目の前の彼女に目を向ける。名前も知らないはずなのに、どこか懐かしい感じがするのはなぜだろう。長い黒髪が風に揺れ、その先端が日差しを受けて艶やかに輝いていた。
「名前を聞いてもいいか?」
思わずそう問いかけると、彼女は小さく微笑み、深々と一礼した。
「私の名前はリュシアと申します。ご主人様にお仕えするため、この姿でお待ちしておりました。」
リュシア――その響きは柔らかく、心に染み渡るようだった。メイドというからには堅苦しい雰囲気を想像していたが、彼女の立ち振る舞いにはどこか親しみやすさがある。
「リュシアか。いい名前だな。」
そう言うと、リュシアはさらに微笑みを深めた。
「ありがとうございます、ご主人様。」
もう少し彼女をよく観察しようと思った。

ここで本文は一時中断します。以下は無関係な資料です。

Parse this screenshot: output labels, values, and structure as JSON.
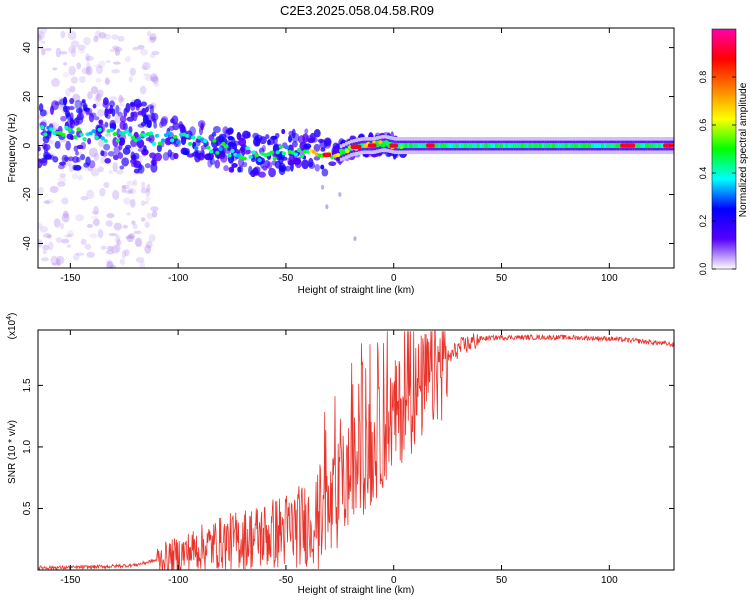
{
  "title": "C2E3.2025.058.04.58.R09",
  "chart_data": [
    {
      "type": "heatmap",
      "xlabel": "Height of straight line (km)",
      "ylabel": "Frequency (Hz)",
      "xlim": [
        -165,
        130
      ],
      "ylim": [
        -50,
        48
      ],
      "x_ticks": [
        -150,
        -100,
        -50,
        0,
        50,
        100
      ],
      "y_ticks": [
        -40,
        -20,
        0,
        20,
        40
      ],
      "colorbar": {
        "label": "Normalized spectral amplitude",
        "range": [
          0,
          1
        ],
        "ticks": [
          "0.0",
          "0.2",
          "0.4",
          "0.6",
          "0.8"
        ],
        "colormap": [
          "#ffffff",
          "#5500ff",
          "#0000ff",
          "#00ffff",
          "#00ff00",
          "#ffff00",
          "#ff8000",
          "#ff0000",
          "#ff00aa"
        ]
      },
      "ridge": {
        "name": "Doppler frequency trace",
        "x": [
          -165,
          -150,
          -130,
          -110,
          -100,
          -90,
          -80,
          -70,
          -60,
          -50,
          -45,
          -40,
          -35,
          -30,
          -25,
          -20,
          -15,
          -10,
          -5,
          0,
          10,
          20,
          40,
          60,
          80,
          100,
          130
        ],
        "y": [
          5,
          5,
          4,
          3,
          3,
          1,
          -1,
          -3,
          -4,
          -2,
          -3,
          -2,
          -3,
          -4,
          -3,
          -1,
          0,
          0,
          1,
          0,
          0,
          0,
          0,
          0,
          0,
          0,
          0
        ]
      },
      "spread_note_x": [
        -165,
        -110
      ],
      "grid": false
    },
    {
      "type": "line",
      "xlabel": "Height of straight line (km)",
      "ylabel": "SNR (10 * v/v)",
      "y_multiplier_label": "(x10",
      "y_multiplier_exp": "4",
      "xlim": [
        -165,
        130
      ],
      "ylim": [
        0,
        1.95
      ],
      "x_ticks": [
        -150,
        -100,
        -50,
        0,
        50,
        100
      ],
      "y_ticks": [
        "0.5",
        "1.0",
        "1.5"
      ],
      "color": "#e8342c",
      "series": [
        {
          "x": [
            -165,
            -150,
            -130,
            -120,
            -110,
            -100,
            -90,
            -80,
            -70,
            -60,
            -50,
            -40,
            -30,
            -25,
            -20,
            -15,
            -10,
            -5,
            0,
            10,
            20,
            30,
            40,
            50,
            60,
            80,
            100,
            120,
            130
          ],
          "y": [
            0.02,
            0.02,
            0.03,
            0.04,
            0.08,
            0.12,
            0.18,
            0.22,
            0.25,
            0.28,
            0.32,
            0.38,
            0.45,
            0.62,
            0.8,
            0.88,
            0.95,
            1.1,
            1.25,
            1.42,
            1.62,
            1.8,
            1.88,
            1.89,
            1.89,
            1.89,
            1.88,
            1.85,
            1.83
          ]
        }
      ],
      "grid": false
    }
  ]
}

リュシアの外見は、例えるなら絵画の中の人物のようだった。彼女の髪は腰まで届くほど長く、まっすぐで艶やかだ。その黒髪は深い闇を連想させるが、同時に光を受けて柔らかく反射する様子には、生き生きとした生命感があった。髪型は特に装飾がなく、その自然な美しさが強調されている。ただし、顔の周りにはわずかにカールした短い毛束があり、これが彼女の柔らかさをさらに際立たせている。
「髪、手入れが行き届いてるんだな。」
気づけばそんな言葉を口にしていた。リュシアは一瞬驚いたようだったが、すぐに微笑みながら答えた。
「ご主人様にお仕えする者として、常に完璧でありたいと心がけております。」
体型についても目に入ってくる。彼女はスレンダーでありながら、どこか温かみを感じさせる体つきだ。服の上からでもわかる優美な曲線が、ただの見せかけではないことを物語っていた。その動き一つ一つが洗練されていて、まるで舞踏会で踊るプリマドンナのようだった。
「身長は俺より少し低いか……いや、ちょうどいい。」
彼女の整った顔を改めて見つめる。眉は細く優美で、どこか柔らかさを感じる形。鼻筋は通っていて、上品だ。唇はほんのり桜色で、彼女の優しさがにじみ出ているようだ。そして、何よりも目が印象的だった。瞳は大きく、深い紫色のような独特の色彩が輝いている。その目が自分をまっすぐ見つめるたびに、心が吸い込まれるような感覚に陥った。
「俺のために生まれたみたいな存在だな。」
そんな大げさな言葉が頭に浮かんでくるほど、彼女の姿は完成されていた。
「リュシア、俺の質問に答えてくれ。」
「はい、ご主人様。どのようなことでもお答えします。」
その言葉を聞いて安心した。これから一緒に旅をする相棒として、彼女のことをもっと知りたかった。
「なぜ、俺なんかのためにここにいるんだ? 本当に全肯定なんてできるのか?」
リュシアはその問いかけに一瞬だけ目を伏せた後、静かに語り始めた。
「それが私の存在理由です。ご主人様がどのような道を選ばれたとしても、私はそのすべてを認め、支えるために存在しています。そして……」
彼女の紫色の瞳が真っ直ぐに俺を見つめる。その眼差しには迷いがなかった。
「ご主人様がこれまでどれだけ苦労され、孤独に戦ってきたか、私は知っています。だからこそ、私の全てをもってご主人様をお支えする覚悟です。」
その言葉に胸が熱くなった。今まで誰かにこんな風に肯定されたことがあっただろうか?
「ありがとう……リュシア。お前がいてくれるなら、きっと俺もこの世界でやり直せる。」
自然とそんな言葉が出た。そして、リュシアは柔らかな笑顔を浮かべて頷いた。
「ご主人様がそうおっしゃるのなら、私はそれを信じます。そして、おそばでお力になれるよう努めます。」
リュシアと共に、この新しい世界をどう生きるのか。まだ見えない未来への不安はあったが、それでも彼女がそばにいるだけで、どこか希望を感じられる。